Bewegend geht es weiter: mit der Rezitation des bekannten Brecht-Textes über das „große Karthago“, das nach dem dritten Krieg nicht mehr zu finden war, durch die Freien Linken Biggi, Corinna und Julia.

Nach dieser intensiven szenischen Lesung muss sich die Berichterstatterin erst einmal ein wenig um ihr leibliches Wohl kümmern und verpasst aufgrund dessen leider ein oder zwei Beiträge. *

Nach langem neuerlichen Dräuen der Gewitterwolken klingt die Veranstaltung gegen 18 Uhr aus in überraschend sonniglicher Abendstimmung und wunderschönem Gesang des Freiheitschors Weißensee, gefolgt von einer Rede Pedros von den Freien Linken über die Gründung dieser Initiative und ihre Notwendigkeit gerade in Zeiten des Krieges. Glanzvoller Schlusspunkt der Veranstaltung ist dann die nach abenteuerlicher Zuganreise (jaja, diese ganzen Personalausfälle derzeit, nicht wahr) gerade noch rechtzeitig eingetroffene Sängerin Caro Kunde.

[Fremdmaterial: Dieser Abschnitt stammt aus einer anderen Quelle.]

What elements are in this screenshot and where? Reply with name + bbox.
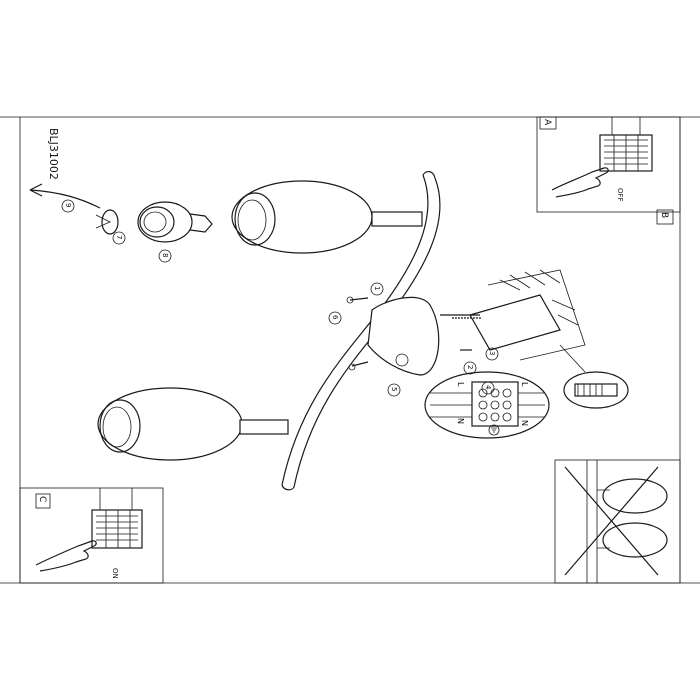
wire-label-neutral-right: N <box>520 420 529 426</box>
terminal-block-icon <box>91 509 143 549</box>
lower-lampholder <box>239 419 289 435</box>
wire-label-live-left: L <box>456 382 465 387</box>
step-marker-7: 7 <box>112 231 126 245</box>
svg-text:5: 5 <box>390 387 398 391</box>
step-marker-3: 3 <box>485 347 499 361</box>
mounting-bracket <box>440 269 586 361</box>
svg-text:4: 4 <box>484 385 492 390</box>
step-marker-8: 8 <box>158 249 172 263</box>
upper-lampholder <box>371 211 423 227</box>
step-marker-6: 6 <box>328 311 342 325</box>
step-marker-1: 1 <box>370 282 384 296</box>
canopy-screws <box>346 296 472 371</box>
panel-a: A OFF <box>536 116 681 213</box>
step-marker-5: 5 <box>387 383 401 397</box>
wire-label-neutral-left: N <box>456 418 465 424</box>
panel-c-tab <box>35 493 51 509</box>
svg-text:6: 6 <box>331 315 339 320</box>
panel-a-letter: A <box>542 119 552 126</box>
panel-c: C ON <box>19 487 164 584</box>
svg-text:8: 8 <box>161 253 169 257</box>
wall-plug-callout <box>559 344 629 409</box>
wire-label-live-right: L <box>520 382 529 387</box>
panel-c-switch-state: ON <box>111 568 119 579</box>
hand-icon <box>35 540 97 572</box>
svg-text:7: 7 <box>115 235 123 239</box>
upper-lamp-shade <box>231 180 423 254</box>
panel-b: B <box>656 209 674 225</box>
panel-b-letter: B <box>659 212 669 218</box>
panel-a-switch-state: OFF <box>616 188 624 202</box>
panel-a-tab <box>539 116 557 130</box>
incorrect-mounting-panel <box>554 459 681 584</box>
step-marker-4: 4 <box>481 381 495 395</box>
ceiling-canopy <box>367 296 440 376</box>
svg-text:1: 1 <box>373 286 381 290</box>
terminal-connection-callout: L N L N <box>424 371 550 439</box>
step-marker-9: 9 <box>61 199 75 213</box>
lower-lamp-shade <box>97 387 289 461</box>
terminal-block-icon <box>599 134 653 172</box>
model-code: BLJ31002 <box>47 128 60 180</box>
step-marker-2: 2 <box>463 361 477 375</box>
svg-text:3: 3 <box>488 351 496 355</box>
exploded-socket-parts <box>29 183 213 243</box>
panel-c-letter: C <box>37 496 47 502</box>
hand-icon <box>551 167 609 198</box>
arrow-icon <box>29 189 101 209</box>
earth-symbol-icon <box>488 424 500 436</box>
step-markers: 1 2 3 4 5 6 7 8 <box>61 199 499 397</box>
svg-text:2: 2 <box>466 365 474 369</box>
svg-text:9: 9 <box>64 203 72 207</box>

Als die Töne ihres letzten Liedes verklungen sind, in dem es um einen Suizid in Zeiten von Corona geht, erinnert Biggi von den Freien Linken noch dankenswerterweise spontan an Julian Assange, dem nun die Auslieferung an die USA droht, und damit an die Tatsache, dass Freie Presse heutzutage auch und gerade im „Westen“ mit der Gefahr der unrechtmäßigen Inhaftierung, der Haftfolter und der Todesstrafe verbunden ist.

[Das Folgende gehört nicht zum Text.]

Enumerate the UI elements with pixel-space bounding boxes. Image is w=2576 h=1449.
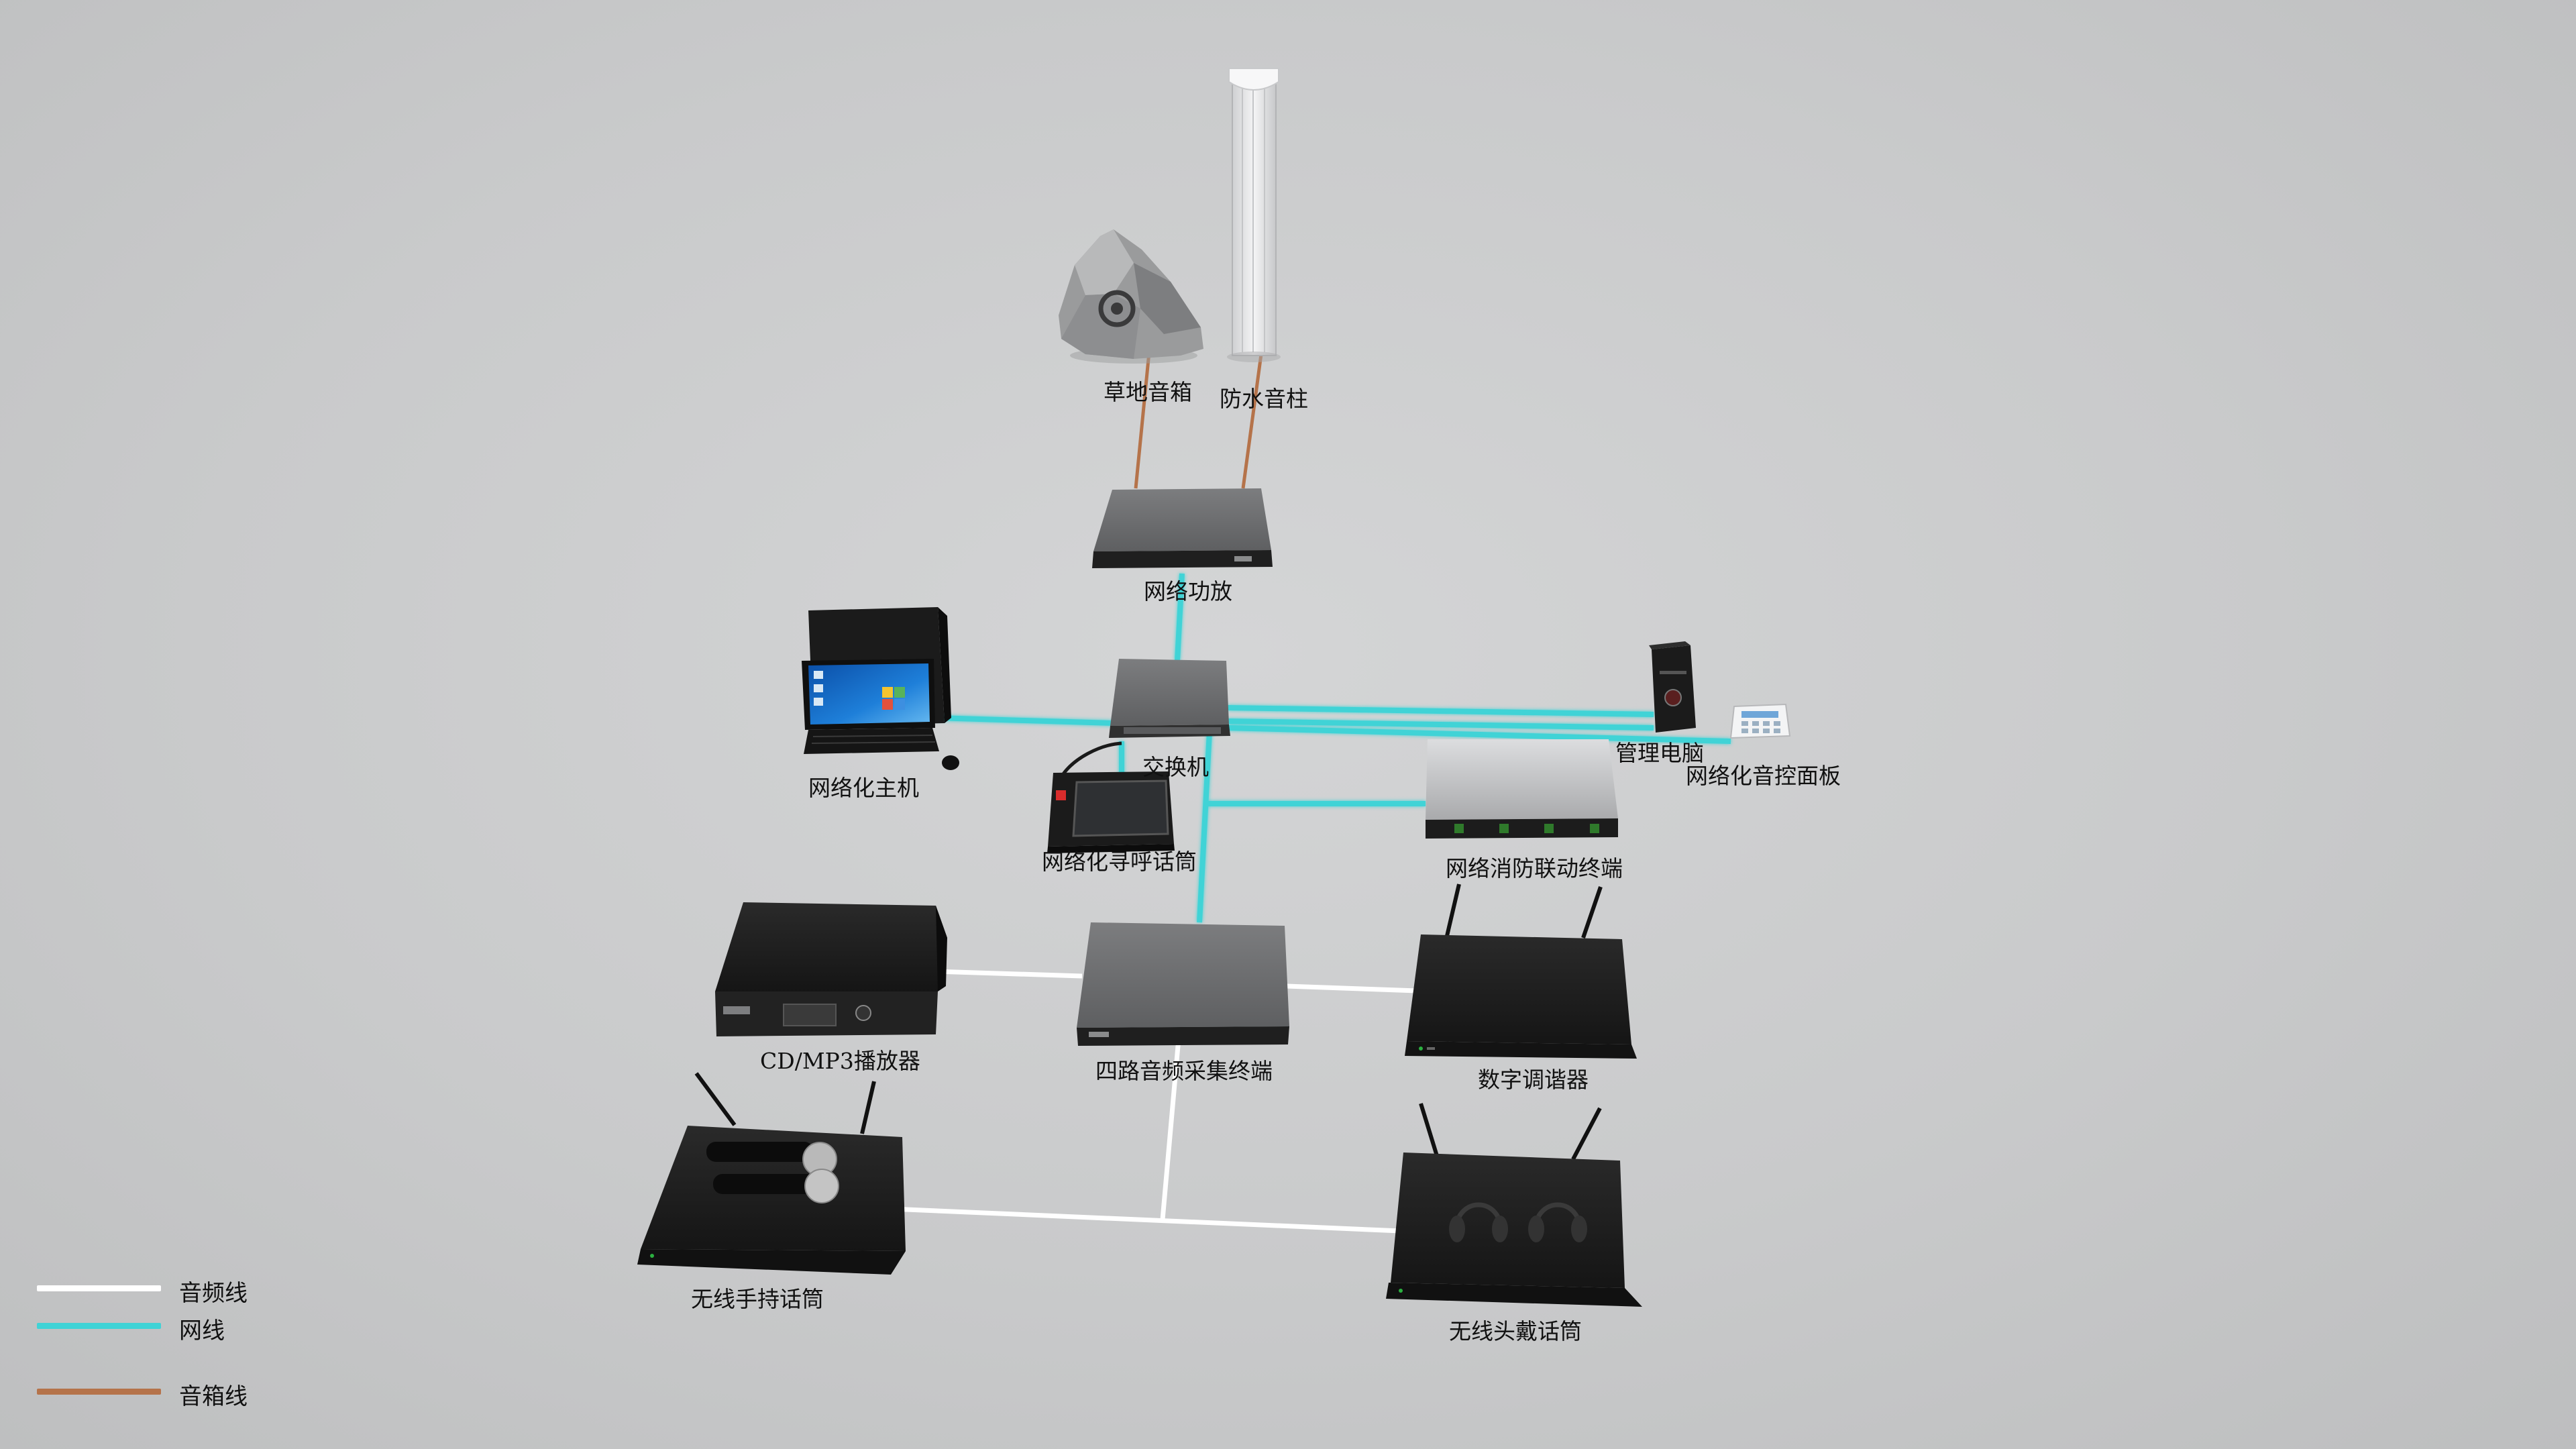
label-paging-mic: 网络化寻呼话筒 (1042, 849, 1197, 875)
net-switch-trunk (1197, 731, 1212, 923)
label-wireless-handheld: 无线手持话筒 (691, 1286, 824, 1312)
label-audio-capture: 四路音频采集终端 (1095, 1058, 1273, 1084)
label-network-host: 网络化主机 (808, 775, 919, 801)
legend-speaker-swatch (37, 1389, 161, 1395)
label-wireless-headset: 无线头戴话筒 (1449, 1318, 1582, 1344)
speaker-cable-lawn (1134, 352, 1151, 489)
label-network-amplifier: 网络功放 (1144, 578, 1232, 604)
net-switch-pc-2 (1227, 718, 1654, 731)
audio-cables (890, 969, 1418, 1234)
legend-speaker-label: 音箱线 (179, 1383, 248, 1410)
legend-audio-line: 音频线 (37, 1275, 305, 1307)
legend-network-label: 网线 (179, 1318, 225, 1344)
wireless-headset-mic (1386, 1103, 1642, 1307)
management-pc (1649, 641, 1696, 733)
audio-capture-terminal (1077, 922, 1289, 1046)
legend-speaker-line: 音箱线 (37, 1378, 305, 1410)
audio-handheld-headset (890, 1206, 1401, 1234)
paging-microphone (1047, 741, 1175, 853)
audio-cd-capture (934, 969, 1083, 979)
label-digital-tuner: 数字调谐器 (1478, 1067, 1589, 1093)
speaker-cable-column (1241, 354, 1263, 489)
audio-capture-down (1160, 1038, 1181, 1220)
legend-network-line: 网线 (37, 1312, 305, 1344)
network-cables (935, 573, 1731, 923)
digital-tuner (1405, 883, 1637, 1059)
network-host (802, 607, 959, 770)
net-switch-panel (1227, 725, 1731, 744)
network-amplifier (1092, 488, 1273, 568)
label-switch: 交换机 (1142, 754, 1209, 780)
network-switch (1109, 659, 1230, 738)
net-switch-pc-1 (1227, 705, 1654, 717)
control-panel (1729, 703, 1791, 739)
net-amp-switch (1175, 573, 1185, 661)
net-host-switch (935, 715, 1114, 726)
label-cd-player: CD/MP3播放器 (760, 1048, 920, 1074)
label-waterproof-column: 防水音柱 (1220, 386, 1308, 412)
wireless-handheld-mic (637, 1072, 906, 1275)
cd-mp3-player (715, 902, 947, 1036)
waterproof-column (1227, 68, 1281, 362)
lawn-speaker (1059, 229, 1203, 364)
legend-audio-label: 音频线 (179, 1280, 248, 1307)
audio-capture-tuner (1286, 983, 1418, 994)
legend-network-swatch (37, 1323, 161, 1329)
label-fire-terminal: 网络消防联动终端 (1446, 855, 1623, 881)
speaker-cables (1134, 352, 1263, 489)
label-lawn-speaker: 草地音箱 (1104, 379, 1192, 405)
label-management-pc: 管理电脑 (1615, 740, 1704, 766)
fire-linkage-terminal (1426, 739, 1618, 839)
legend-audio-swatch (37, 1285, 161, 1291)
legend: 音频线 网线 音箱线 (37, 1275, 305, 1429)
label-control-panel: 网络化音控面板 (1686, 763, 1841, 789)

Die immer noch von ihren Westen schwarzaufgeblähten Polizistinnen und Polizisten sausen derweil schon eifrig über den Platz: Die Hamburger Gitter müssen abgebaut werden. Und mit jedem verschwundenen Gitter wird dieser Ort wieder ein Stück zugänglicher. Schade, dass das erst jetzt geschieht, am Schluss dieser Veranstaltung, auf der Wichtiges über den Krieg, seine Hintergründe und die Möglichkeiten eines sozialen, kulturellen, ja: gar „politischen“ Widerstandes dagegen und gegen die Politik der herrschenden Bundesregierung gesagt worden ist.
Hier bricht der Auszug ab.